Hamas spokesman Fawzi Barhoum said the accusations were false and part of an effort by Israel to "strengthen the blockade on the Gaza Strip" by "terrorising international organisations so that they stop helping Gazans".
Turkish foreign ministry spokesman Huseyin Muftuoglu said "a request for information was sent to the Israeli authorities" and that the presumption of innocence until proven guilty must be respected.
"TIKA will continue, with care and selflessness, to carry out its projects to alleviate the pain being experienced by the whole of the Palestinian people, including in Gaza, as part of the 50-year occupation," since the Jewish state was established, the statement said.
More than two-thirds of Gaza's two million people depend on some form of foreign aid, with the Palestinian enclave hit by three wars against Israel since 2008 and under an Israeli blockade for a decade.
UN officials have called for the blockade to be lifted, citing deteriorating humanitarian conditions.
Israel says it is needed to stop Hamas from importing weapons or materials that could be used to make them.
Shin Bet alleged Murtaja, around 40, had been active in Hamas's military wing, the Ezzedine al-Qassam Brigades, since 2009.
"His activity included... military training and exercises, manufacturing weapons and explosive devices and digging terror tunnels," it said.
It also alleged that "Murtaja’s trip via Israel to receive training from TIKA, which led to his arrest for interrogation, was also intended to allow him to acquire information that would improve the accuracy of Hamas rockets being launched at Israel."

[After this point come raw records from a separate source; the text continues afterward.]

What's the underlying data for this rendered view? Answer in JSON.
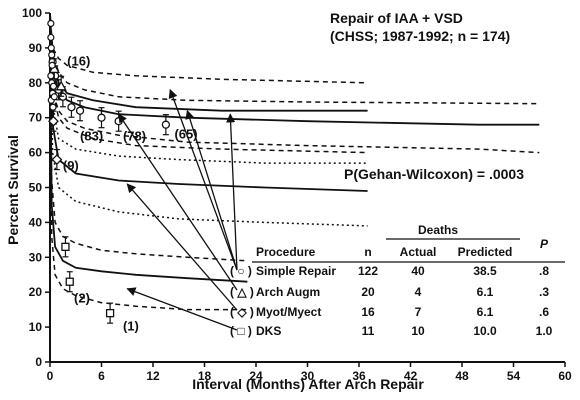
{
  "chart_data": {
    "type": "line",
    "title": "Repair of IAA + VSD",
    "subtitle": "(CHSS; 1987-1992; n = 174)",
    "xlabel": "Interval (Months) After Arch Repair",
    "ylabel": "Percent Survival",
    "xlim": [
      0,
      60
    ],
    "ylim": [
      0,
      100
    ],
    "x_ticks": [
      "0",
      "6",
      "12",
      "18",
      "24",
      "30",
      "36",
      "42",
      "48",
      "54",
      "60"
    ],
    "y_ticks": [
      "0",
      "10",
      "20",
      "30",
      "40",
      "50",
      "60",
      "70",
      "80",
      "90",
      "100"
    ],
    "p_value_label": "P(Gehan-Wilcoxon) = .0003",
    "series": [
      {
        "symbol": "circle",
        "curve": [
          [
            0,
            100
          ],
          [
            0.2,
            88
          ],
          [
            0.5,
            82
          ],
          [
            1,
            78
          ],
          [
            2,
            75
          ],
          [
            4,
            73
          ],
          [
            8,
            71
          ],
          [
            16,
            70
          ],
          [
            30,
            69
          ],
          [
            50,
            68
          ],
          [
            57,
            68
          ]
        ],
        "upper": [
          [
            0,
            100
          ],
          [
            0.2,
            92
          ],
          [
            0.5,
            87
          ],
          [
            1,
            83
          ],
          [
            2,
            80
          ],
          [
            4,
            78
          ],
          [
            8,
            76
          ],
          [
            16,
            75
          ],
          [
            30,
            74.5
          ],
          [
            57,
            74
          ]
        ],
        "lower": [
          [
            0,
            100
          ],
          [
            0.2,
            82
          ],
          [
            0.5,
            76
          ],
          [
            1,
            72
          ],
          [
            2,
            69
          ],
          [
            4,
            67
          ],
          [
            8,
            65
          ],
          [
            16,
            63
          ],
          [
            30,
            62
          ],
          [
            50,
            61
          ],
          [
            57,
            60
          ]
        ],
        "points": [
          {
            "x": 0.3,
            "y": 86
          },
          {
            "x": 0.6,
            "y": 82
          },
          {
            "x": 1.0,
            "y": 78
          },
          {
            "x": 1.5,
            "y": 76
          },
          {
            "x": 2.5,
            "y": 73
          },
          {
            "x": 3.5,
            "y": 72
          },
          {
            "x": 6.0,
            "y": 70
          },
          {
            "x": 8.0,
            "y": 69
          },
          {
            "x": 13.5,
            "y": 68
          }
        ],
        "labels": [
          {
            "text": "(83)",
            "x": 3.5,
            "y": 63.5
          },
          {
            "text": "(78)",
            "x": 8.5,
            "y": 63.5
          },
          {
            "text": "(65)",
            "x": 14.5,
            "y": 64
          }
        ]
      },
      {
        "symbol": "triangle",
        "curve": [
          [
            0,
            100
          ],
          [
            0.3,
            86
          ],
          [
            1,
            80
          ],
          [
            2,
            77
          ],
          [
            5,
            75
          ],
          [
            10,
            73
          ],
          [
            20,
            72
          ],
          [
            37,
            72
          ]
        ],
        "upper": [
          [
            0,
            100
          ],
          [
            0.3,
            90
          ],
          [
            1,
            87
          ],
          [
            2,
            85
          ],
          [
            5,
            83
          ],
          [
            10,
            82
          ],
          [
            20,
            81
          ],
          [
            37,
            80
          ]
        ],
        "lower": [
          [
            0,
            100
          ],
          [
            0.3,
            78
          ],
          [
            1,
            70
          ],
          [
            2,
            67
          ],
          [
            5,
            64
          ],
          [
            10,
            62
          ],
          [
            20,
            61
          ],
          [
            37,
            60
          ]
        ],
        "points": [
          {
            "x": 0.5,
            "y": 84
          },
          {
            "x": 1.3,
            "y": 79
          }
        ],
        "labels": [
          {
            "text": "(16)",
            "x": 2,
            "y": 85
          }
        ]
      },
      {
        "symbol": "diamond",
        "curve": [
          [
            0,
            100
          ],
          [
            0.3,
            68
          ],
          [
            1,
            58
          ],
          [
            3,
            54
          ],
          [
            8,
            52
          ],
          [
            15,
            51
          ],
          [
            25,
            50
          ],
          [
            37,
            49
          ]
        ],
        "upper": [
          [
            0,
            100
          ],
          [
            0.3,
            74
          ],
          [
            1,
            64
          ],
          [
            3,
            61
          ],
          [
            8,
            59
          ],
          [
            15,
            58
          ],
          [
            25,
            57
          ],
          [
            37,
            57
          ]
        ],
        "lower": [
          [
            0,
            100
          ],
          [
            0.3,
            60
          ],
          [
            1,
            50
          ],
          [
            3,
            46
          ],
          [
            8,
            43
          ],
          [
            15,
            41
          ],
          [
            25,
            40
          ],
          [
            37,
            39
          ]
        ],
        "points": [
          {
            "x": 0.4,
            "y": 69
          },
          {
            "x": 0.8,
            "y": 58
          }
        ],
        "labels": [
          {
            "text": "(9)",
            "x": 1.5,
            "y": 55
          }
        ]
      },
      {
        "symbol": "square",
        "curve": [
          [
            0,
            100
          ],
          [
            0.2,
            45
          ],
          [
            0.6,
            33
          ],
          [
            1.5,
            29
          ],
          [
            3,
            27
          ],
          [
            6,
            26
          ],
          [
            10,
            25
          ],
          [
            16,
            24
          ],
          [
            23,
            23
          ]
        ],
        "upper": [
          [
            0,
            100
          ],
          [
            0.2,
            52
          ],
          [
            0.6,
            40
          ],
          [
            1.5,
            36
          ],
          [
            3,
            34
          ],
          [
            6,
            32
          ],
          [
            10,
            31
          ],
          [
            16,
            30
          ],
          [
            23,
            29
          ]
        ],
        "lower": [
          [
            0,
            100
          ],
          [
            0.2,
            36
          ],
          [
            0.6,
            25
          ],
          [
            1.5,
            21
          ],
          [
            3,
            19
          ],
          [
            6,
            17
          ],
          [
            10,
            16
          ],
          [
            16,
            15
          ],
          [
            23,
            15
          ]
        ],
        "points": [
          {
            "x": 1.8,
            "y": 33
          },
          {
            "x": 2.3,
            "y": 23
          },
          {
            "x": 7.0,
            "y": 14
          }
        ],
        "labels": [
          {
            "text": "(2)",
            "x": 2.8,
            "y": 17
          },
          {
            "text": "(1)",
            "x": 8.5,
            "y": 9
          }
        ]
      }
    ],
    "table": {
      "deaths_header": "Deaths",
      "headers": [
        "Procedure",
        "n",
        "Actual",
        "Predicted",
        "P"
      ],
      "rows": [
        {
          "symbol_text": "( ○ )",
          "procedure": "Simple Repair",
          "n": "122",
          "actual": "40",
          "predicted": "38.5",
          "p": ".8"
        },
        {
          "symbol_text": "( △ )",
          "procedure": "Arch Augm",
          "n": "20",
          "actual": "4",
          "predicted": "6.1",
          "p": ".3"
        },
        {
          "symbol_text": "( ◇ )",
          "procedure": "Myot/Myect",
          "n": "16",
          "actual": "7",
          "predicted": "6.1",
          "p": ".6"
        },
        {
          "symbol_text": "( □ )",
          "procedure": "DKS",
          "n": "11",
          "actual": "10",
          "predicted": "10.0",
          "p": "1.0"
        }
      ]
    }
  }
}
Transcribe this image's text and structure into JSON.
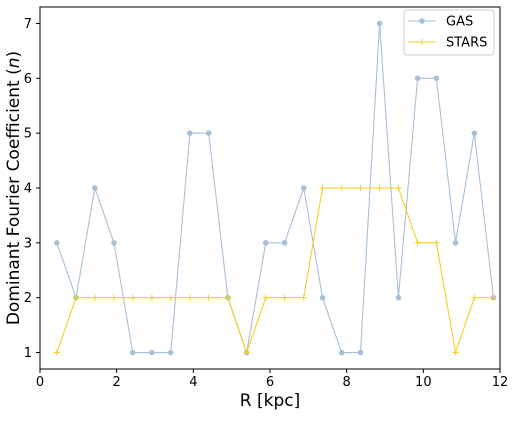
{
  "chart_data": {
    "type": "line",
    "xlabel": "R [kpc]",
    "ylabel_main": "Dominant Fourier Coefficient (",
    "ylabel_var": "n",
    "ylabel_close": ")",
    "xlim": [
      0,
      12
    ],
    "ylim": [
      0.7,
      7.3
    ],
    "xticks": [
      0,
      2,
      4,
      6,
      8,
      10,
      12
    ],
    "yticks": [
      1,
      2,
      3,
      4,
      5,
      6,
      7
    ],
    "grid": false,
    "legend_position": "top-right",
    "series": [
      {
        "name": "GAS",
        "color": "#a7c0d8",
        "marker": "circle",
        "x": [
          0.44,
          0.94,
          1.43,
          1.93,
          2.42,
          2.92,
          3.41,
          3.91,
          4.4,
          4.9,
          5.39,
          5.89,
          6.38,
          6.88,
          7.37,
          7.87,
          8.36,
          8.86,
          9.35,
          9.85,
          10.34,
          10.84,
          11.33,
          11.83
        ],
        "y": [
          3,
          2,
          4,
          3,
          1,
          1,
          1,
          5,
          5,
          2,
          1,
          3,
          3,
          4,
          2,
          1,
          1,
          7,
          2,
          6,
          6,
          3,
          5,
          2
        ]
      },
      {
        "name": "STARS",
        "color": "#f6cf1e",
        "marker": "plus",
        "x": [
          0.44,
          0.94,
          1.43,
          1.93,
          2.42,
          2.92,
          3.41,
          3.91,
          4.4,
          4.9,
          5.39,
          5.89,
          6.38,
          6.88,
          7.37,
          7.87,
          8.36,
          8.86,
          9.35,
          9.85,
          10.34,
          10.84,
          11.33,
          11.83
        ],
        "y": [
          1,
          2,
          2,
          2,
          2,
          2,
          2,
          2,
          2,
          2,
          1,
          2,
          2,
          2,
          4,
          4,
          4,
          4,
          4,
          3,
          3,
          1,
          2,
          2
        ]
      }
    ]
  }
}
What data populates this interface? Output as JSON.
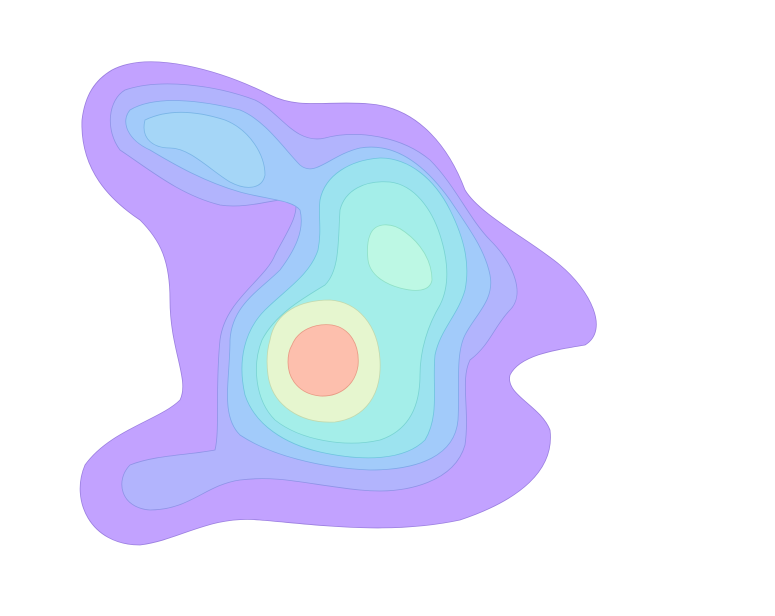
{
  "chart_data": {
    "type": "contour",
    "colormap": [
      "#c2a2ff",
      "#b2b4fd",
      "#a2cbfa",
      "#a5d6f7",
      "#9ce3ef",
      "#a4eee9",
      "#bdf8e4",
      "#e6f6cf",
      "#fdbfad"
    ],
    "levels": 9,
    "grid": false,
    "legend": "none",
    "xlabel": "",
    "ylabel": "",
    "title": ""
  }
}
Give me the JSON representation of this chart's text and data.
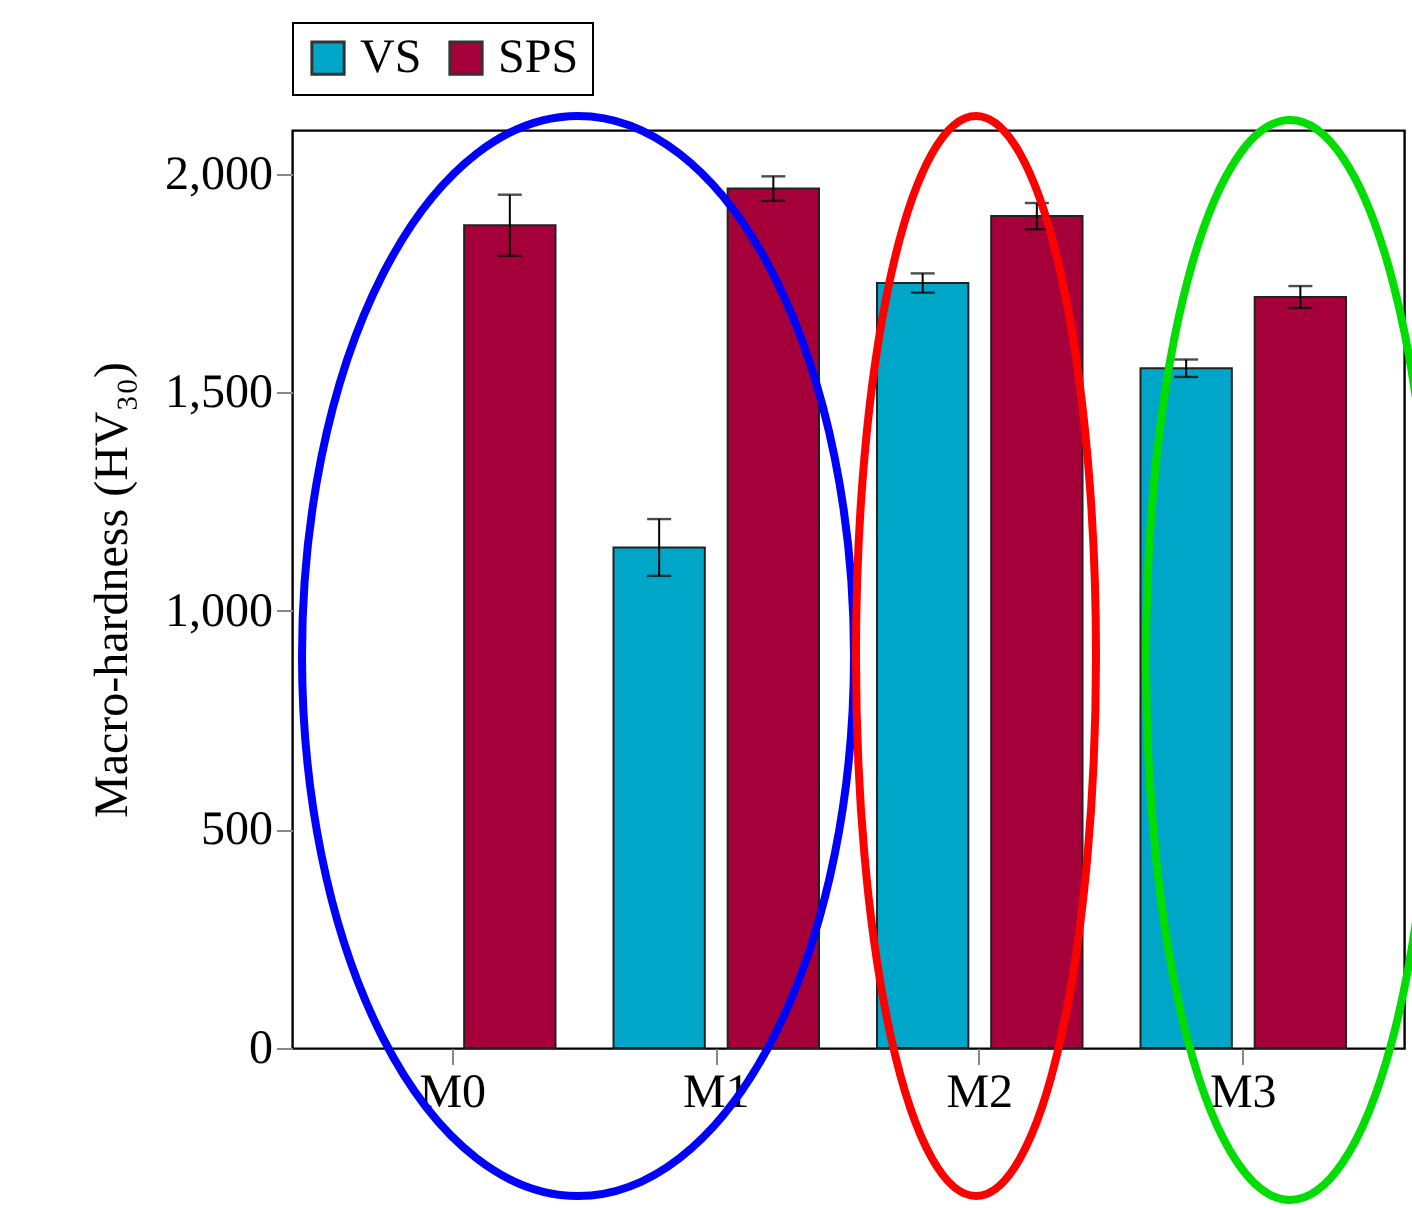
{
  "chart_data": {
    "type": "bar",
    "ylabel": "Macro-hardness (HV₃₀)",
    "categories": [
      "M0",
      "M1",
      "M2",
      "M3"
    ],
    "series": [
      {
        "name": "VS",
        "color": "#00a6c8",
        "values": [
          null,
          1145,
          1750,
          1555
        ],
        "errors": [
          null,
          65,
          22,
          20
        ]
      },
      {
        "name": "SPS",
        "color": "#a5003a",
        "values": [
          1882,
          1966,
          1903,
          1718
        ],
        "errors": [
          70,
          28,
          30,
          25
        ]
      }
    ],
    "ylim": [
      0,
      2100
    ],
    "yticks": [
      {
        "value": 0,
        "label": "0"
      },
      {
        "value": 500,
        "label": "500"
      },
      {
        "value": 1000,
        "label": "1,000"
      },
      {
        "value": 1500,
        "label": "1,500"
      },
      {
        "value": 2000,
        "label": "2,000"
      }
    ],
    "grid": false,
    "legend": "top"
  }
}
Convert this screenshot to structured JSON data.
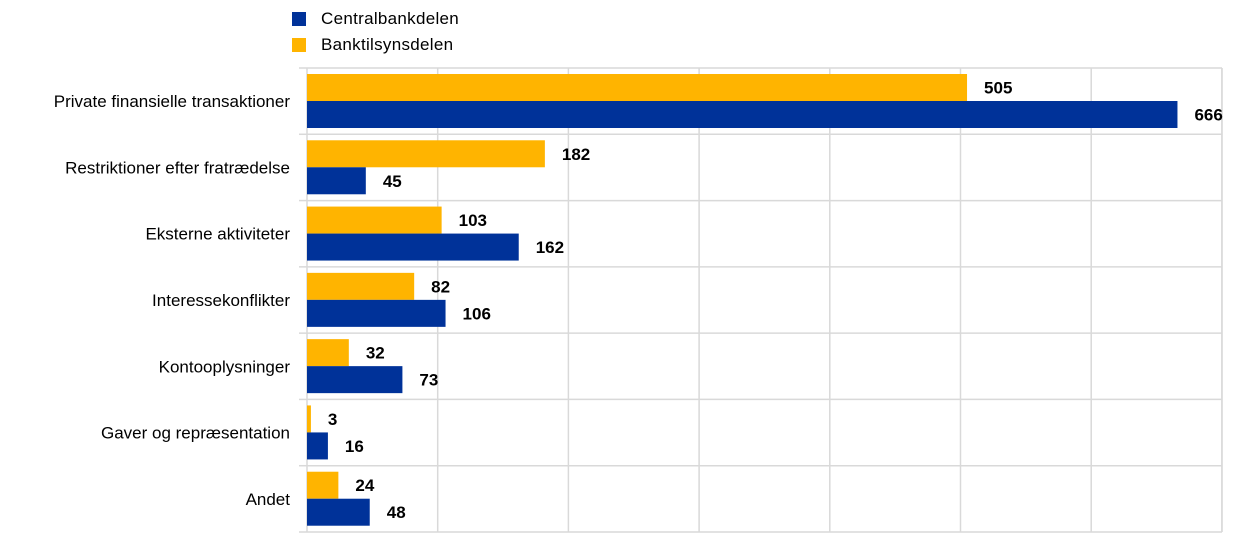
{
  "chart_data": {
    "type": "bar",
    "orientation": "horizontal",
    "categories": [
      "Private finansielle transaktioner",
      "Restriktioner efter fratrædelse",
      "Eksterne aktiviteter",
      "Interessekonflikter",
      "Kontooplysninger",
      "Gaver og repræsentation",
      "Andet"
    ],
    "series": [
      {
        "name": "Banktilsynsdelen",
        "color": "#FFB400",
        "values": [
          505,
          182,
          103,
          82,
          32,
          3,
          24
        ]
      },
      {
        "name": "Centralbankdelen",
        "color": "#003299",
        "values": [
          666,
          45,
          162,
          106,
          73,
          16,
          48
        ]
      }
    ],
    "legend": [
      {
        "name": "Centralbankdelen",
        "color": "#003299"
      },
      {
        "name": "Banktilsynsdelen",
        "color": "#FFB400"
      }
    ],
    "xlim": [
      0,
      700
    ],
    "x_gridline_step": 100,
    "grid": true,
    "legend_placement": "top-left",
    "data_labels": true,
    "title": "",
    "xlabel": "",
    "ylabel": ""
  }
}
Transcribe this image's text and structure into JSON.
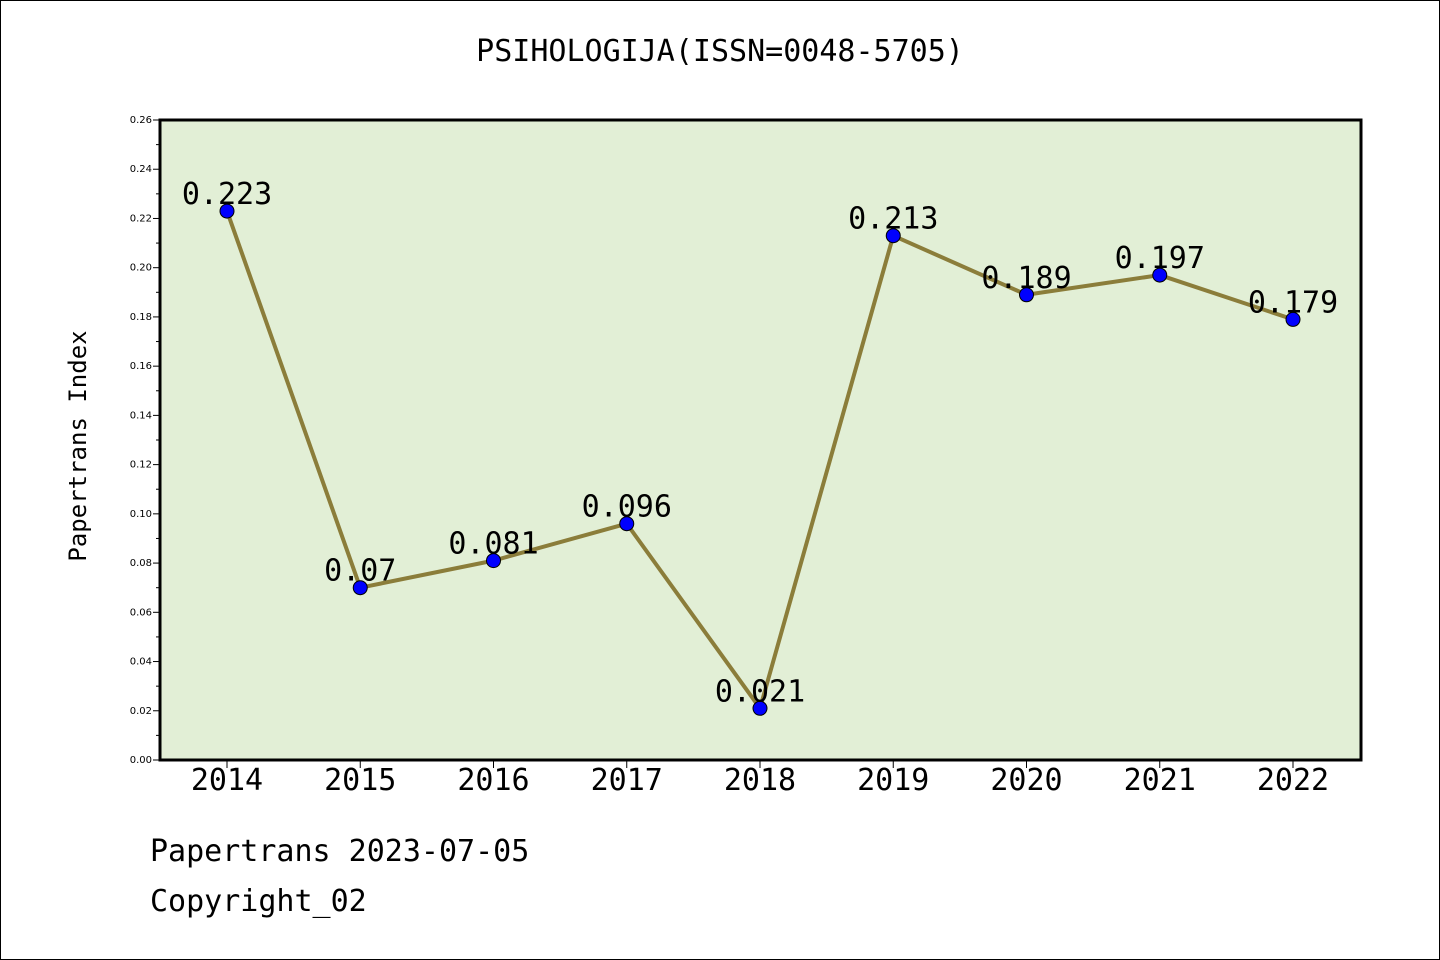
{
  "chart_data": {
    "type": "line",
    "title": "PSIHOLOGIJA(ISSN=0048-5705)",
    "xlabel": "",
    "ylabel": "Papertrans Index",
    "categories": [
      "2014",
      "2015",
      "2016",
      "2017",
      "2018",
      "2019",
      "2020",
      "2021",
      "2022"
    ],
    "series": [
      {
        "values": [
          0.223,
          0.07,
          0.081,
          0.096,
          0.021,
          0.213,
          0.189,
          0.197,
          0.179
        ],
        "data_labels": [
          "0.223",
          "0.07",
          "0.081",
          "0.096",
          "0.021",
          "0.213",
          "0.189",
          "0.197",
          "0.179"
        ]
      }
    ],
    "ylim": [
      0,
      0.26
    ],
    "yticks": [
      "0.00",
      "0.02",
      "0.04",
      "0.06",
      "0.08",
      "0.10",
      "0.12",
      "0.14",
      "0.16",
      "0.18",
      "0.20",
      "0.22",
      "0.24",
      "0.26"
    ],
    "grid": false,
    "legend": "none",
    "colors": {
      "plot_background": "#e2efd6",
      "line": "#8b7d3a",
      "marker": "#0000ff",
      "axis": "#000000"
    }
  },
  "footer": {
    "line1": "Papertrans 2023-07-05",
    "line2": "Copyright_02"
  }
}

Separately, Shin Bet accused a Turkish NGO, the Humanitarian Relief Foundation (IHH), of helping "to directly fund the activities of the Hamas military wing".
Turkey and Israel recently restored diplomatic ties after a six-year rift.
Ties were damaged after Israeli commandos killed 10 Turkish activists aboard a Gaza-bound aid ship in 2010, sparking an unprecedented feud.
IHH organised the bid to break the Israeli blockade.
The rift between the one-time key allies ended in June last year after long-running secret talks.
In September, Israel paid $20 million in compensation and offered an apology over the raid while also granting Turkey permission to send aid to Gaza.